Chaque jour, les cicatrices sur le corps de Nathalie Provost lui rappellent les ravages que peuvent causer les armes de poing. En 1989, alors qu'elle étudiait à l'École polytechnique, la jeune femme a été atteinte de quatre balles tirées par Marc Lépine.
«Pour le premier ministre Stephen Harper, cette arme est considérée comme un outil de chasse au canard. Je considère révoltant qu'on ne reconnaisse pas la dangerosité de cette arme. J'espère que les députés conservateurs du Québec voteront selon la volonté de leurs citoyens, qui sont majoritairement favorables au maintien du registre. Sinon, ce sera une trahison», a-t-elle lancé.
Les élus de la Chambre des communes se prononceront le 22 septembre sur une motion qui pourrait sauver le registre des armes à feu. Si la motion est rejetée, le projet de loi C-391 fera l'objet d'un vote final, en troisième lecture. Son adoption signerait l'arrêt de mort du registre des armes à feu.
Les conservateurs voteront pour le projet de loi, afin d'abolir le registre.
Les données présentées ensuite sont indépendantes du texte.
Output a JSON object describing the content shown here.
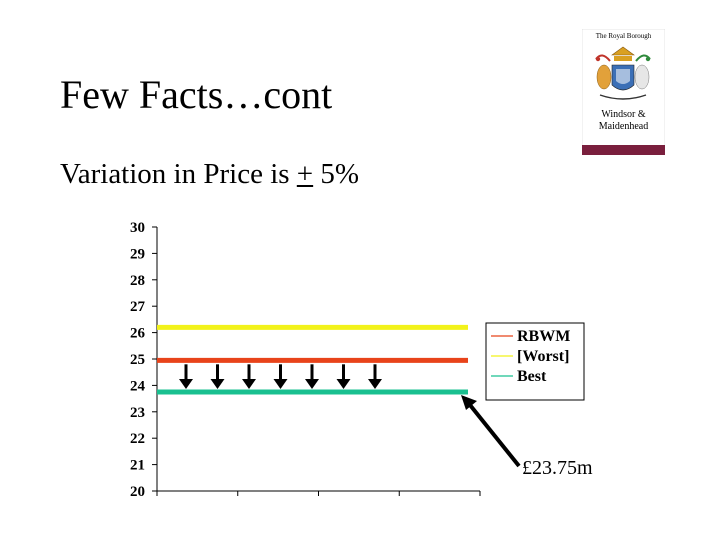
{
  "slide": {
    "title": "Few Facts…cont",
    "subtitle_prefix": "Variation in Price is ",
    "subtitle_pm": "+",
    "subtitle_suffix": " 5%"
  },
  "logo": {
    "line1": "The Royal Borough",
    "line2": "Windsor &",
    "line3": "Maidenhead",
    "accent_color": "#7a1f3d"
  },
  "chart_data": {
    "type": "line",
    "ylim": [
      20,
      30
    ],
    "yticks": [
      30,
      29,
      28,
      27,
      26,
      25,
      24,
      23,
      22,
      21,
      20
    ],
    "x_categories": 4,
    "series": [
      {
        "name": "RBWM",
        "value": 24.95,
        "color": "#e8431a"
      },
      {
        "name": "[Worst]",
        "value": 26.2,
        "color": "#f2f21a"
      },
      {
        "name": "Best",
        "value": 23.75,
        "color": "#1ac090"
      }
    ],
    "down_arrows_count": 7,
    "annotation": "£23.75m",
    "legend_position": "right"
  }
}
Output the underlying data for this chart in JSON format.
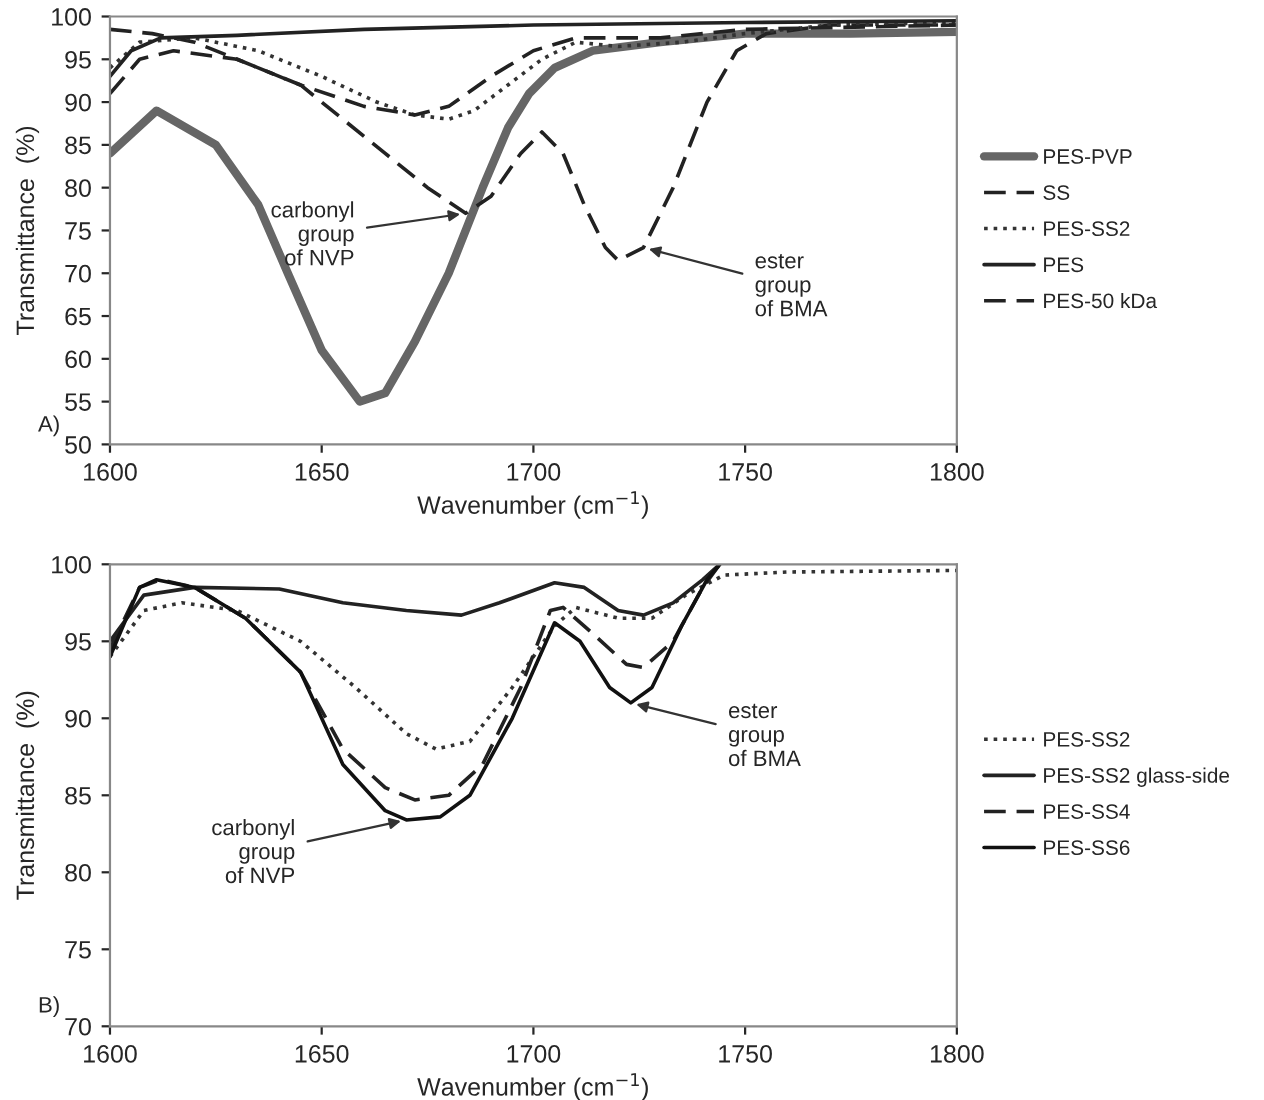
{
  "chart_data": [
    {
      "type": "line",
      "xlabel": "Wavenumber (cm$^{−1}$)",
      "ylabel": "Transmittance  (%)",
      "xlim": [
        1600,
        1800
      ],
      "xticks": [
        1600,
        1650,
        1700,
        1750,
        1800
      ],
      "ylim": [
        50,
        100
      ],
      "yticks": [
        50,
        55,
        60,
        65,
        70,
        75,
        80,
        85,
        90,
        95,
        100
      ],
      "grid": false,
      "legend": "right",
      "marker": "none",
      "annotations": [
        "A)",
        {
          "text": "carbonyl\ngroup\nof NVP",
          "x": 1684,
          "y": 77
        },
        {
          "text": "ester\ngroup\nof BMA",
          "x": 1726,
          "y": 73
        }
      ],
      "series": [
        {
          "name": "PES-PVP",
          "color": "#666666",
          "line_style": "solid",
          "x": [
            1600,
            1611,
            1625,
            1635,
            1642,
            1650,
            1659,
            1665,
            1672,
            1680,
            1688,
            1694,
            1699,
            1705,
            1714,
            1730,
            1750,
            1775,
            1800
          ],
          "values": [
            84,
            89,
            85,
            78,
            70,
            61,
            55,
            56,
            62,
            70,
            80,
            87,
            91,
            94,
            96,
            97,
            98,
            98,
            98.2
          ]
        },
        {
          "name": "SS",
          "color": "#222222",
          "line_style": "dashed",
          "x": [
            1600,
            1610,
            1620,
            1630,
            1645,
            1655,
            1665,
            1675,
            1684,
            1690,
            1697,
            1702,
            1707,
            1712,
            1717,
            1720,
            1726,
            1733,
            1741,
            1748,
            1755,
            1770,
            1800
          ],
          "values": [
            98.5,
            98,
            97,
            95,
            92,
            88,
            84,
            80,
            77,
            79,
            84,
            86.5,
            84,
            78,
            73,
            71.5,
            73,
            80,
            90,
            96,
            98,
            99,
            99
          ]
        },
        {
          "name": "PES-SS2",
          "color": "#333333",
          "line_style": "dotted",
          "x": [
            1600,
            1607,
            1620,
            1635,
            1650,
            1663,
            1672,
            1680,
            1686,
            1694,
            1702,
            1710,
            1720,
            1735,
            1750,
            1770,
            1800
          ],
          "values": [
            94,
            97,
            97.5,
            96,
            93,
            90,
            88.5,
            88,
            89,
            92,
            95,
            97,
            96.5,
            97,
            98,
            99,
            99.3
          ]
        },
        {
          "name": "PES",
          "color": "#222222",
          "line_style": "solid",
          "x": [
            1600,
            1605,
            1612,
            1630,
            1660,
            1700,
            1750,
            1800
          ],
          "values": [
            93,
            96,
            97.5,
            97.8,
            98.5,
            99,
            99.3,
            99.5
          ]
        },
        {
          "name": "PES-50 kDa",
          "color": "#222222",
          "line_style": "dashed",
          "x": [
            1600,
            1607,
            1615,
            1630,
            1645,
            1660,
            1672,
            1680,
            1690,
            1700,
            1710,
            1730,
            1750,
            1800
          ],
          "values": [
            91,
            95,
            96,
            95,
            92,
            89.5,
            88.5,
            89.5,
            93,
            96,
            97.5,
            97.5,
            98.5,
            99
          ]
        }
      ]
    },
    {
      "type": "line",
      "xlabel": "Wavenumber (cm$^{−1}$)",
      "ylabel": "Transmittance  (%)",
      "xlim": [
        1600,
        1800
      ],
      "xticks": [
        1600,
        1650,
        1700,
        1750,
        1800
      ],
      "ylim": [
        70,
        100
      ],
      "yticks": [
        70,
        75,
        80,
        85,
        90,
        95,
        100
      ],
      "grid": false,
      "legend": "right",
      "marker": "none",
      "annotations": [
        "B)",
        {
          "text": "carbonyl\ngroup\nof NVP",
          "x": 1670,
          "y": 83.4
        },
        {
          "text": "ester\ngroup\nof BMA",
          "x": 1723,
          "y": 91
        }
      ],
      "series": [
        {
          "name": "PES-SS2",
          "color": "#333333",
          "line_style": "dotted",
          "x": [
            1600,
            1608,
            1617,
            1630,
            1645,
            1658,
            1670,
            1677,
            1685,
            1695,
            1705,
            1710,
            1720,
            1728,
            1736,
            1745,
            1760,
            1800
          ],
          "values": [
            94,
            97,
            97.5,
            97,
            95,
            92,
            89,
            88,
            88.5,
            92,
            96,
            97.2,
            96.5,
            96.5,
            98,
            99.3,
            99.5,
            99.6
          ]
        },
        {
          "name": "PES-SS2 glass-side",
          "color": "#222222",
          "line_style": "solid",
          "x": [
            1600,
            1608,
            1620,
            1640,
            1655,
            1670,
            1683,
            1692,
            1705,
            1712,
            1720,
            1726,
            1733,
            1740,
            1744
          ],
          "values": [
            95,
            98,
            98.5,
            98.4,
            97.5,
            97,
            96.7,
            97.5,
            98.8,
            98.5,
            97,
            96.7,
            97.5,
            99,
            100
          ]
        },
        {
          "name": "PES-SS4",
          "color": "#222222",
          "line_style": "dashed",
          "x": [
            1600,
            1607,
            1612,
            1620,
            1632,
            1645,
            1655,
            1665,
            1672,
            1680,
            1688,
            1697,
            1704,
            1707,
            1714,
            1722,
            1726,
            1733,
            1740,
            1744
          ],
          "values": [
            94.5,
            98.5,
            99,
            98.5,
            96.5,
            93,
            88,
            85.5,
            84.7,
            85,
            87,
            92,
            97,
            97.2,
            95.5,
            93.5,
            93.3,
            95,
            98.5,
            100
          ]
        },
        {
          "name": "PES-SS6",
          "color": "#111111",
          "line_style": "solid",
          "x": [
            1600,
            1607,
            1611,
            1620,
            1632,
            1645,
            1655,
            1665,
            1670,
            1678,
            1685,
            1695,
            1705,
            1711,
            1718,
            1723,
            1728,
            1735,
            1741,
            1744
          ],
          "values": [
            94,
            98.5,
            99,
            98.5,
            96.5,
            93,
            87,
            84,
            83.4,
            83.6,
            85,
            90,
            96.2,
            95,
            92,
            91,
            92,
            96,
            99,
            100
          ]
        }
      ]
    }
  ]
}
De leur côté, les libéraux et les bloquistes ont déjà indiqué qu'ils tenteront de le sauver d'une mort annoncée. Le sort du registre repose entre les mains du Nouveau Parti démocratique, puisque son chef, Jack Layton, n'a pas voulu imposer de ligne de parti, puisqu'il s'agit d'un projet de loi privé.
Le vote s'annonce donc très serré. Dans une ultime tentative, le Groupe des étudiants et diplômés de Polytechnique pour le contrôle des armes tente de convaincre les députés conservateurs québécois de ne pas voter selon les positions de leur parti, mais plutôt «selon celles de leurs citoyens».
Selon un sondage Angus Reid rendu public cette semaine, le Québec est la seule province canadienne où la population est en faveur du registre, à 51 %. Environ 32 % des Québécois réclament sa disparition.
Malgré plusieurs demandes, la porte-parole du Groupe, Heidi Rathjen, n'a pas pu rencontrer les élus conservateurs québécois. Pour l'instant, seul Maxime Bernier a indiqué formellement qu'il votera pour l'abolition du registre, ce que nous a confirmé vendredi son attachée de presse.
La police pour sa survie
Le débat autour du registre des armes à feu prend de l'ampleur au pays. Au cours des dernières semaines, les voix réclamant son maintien se sont multipliées.
Le Devoir rapportait cette semaine que l'Association des chefs de police du Canada a plaidé pour sa survie, soulignant son utilité et son efficacité. Même si la création du registre se chiffre à plus de 1 milliard $, son utilisation ne coûterait que 4 millions $ par année, affirment les policiers.
Vendredi, les directeurs de santé publique du Québec ont par ailleurs réaffirmé l'importance de maintenir le registre. Un troisième député néo-démocrate a aussi changé d'avis et annoncé qu'il votera en faveur du registre.
De son côté, Hayder Khadim, blessé lors de la tuerie au Collège Dawson, reconnaît que le registre n'a pu empêcher la fusillade qui a coûté la vie à son amie, Anastasia De Sousa, en 2006. Il croit toutefois que les policiers ont pu agir beaucoup plus rapidement grâce aux informations contenues dans le registre. «Le contrôle des armes à feu ne passe pas seulement par le registre, mais c'est un élément important», dit-il.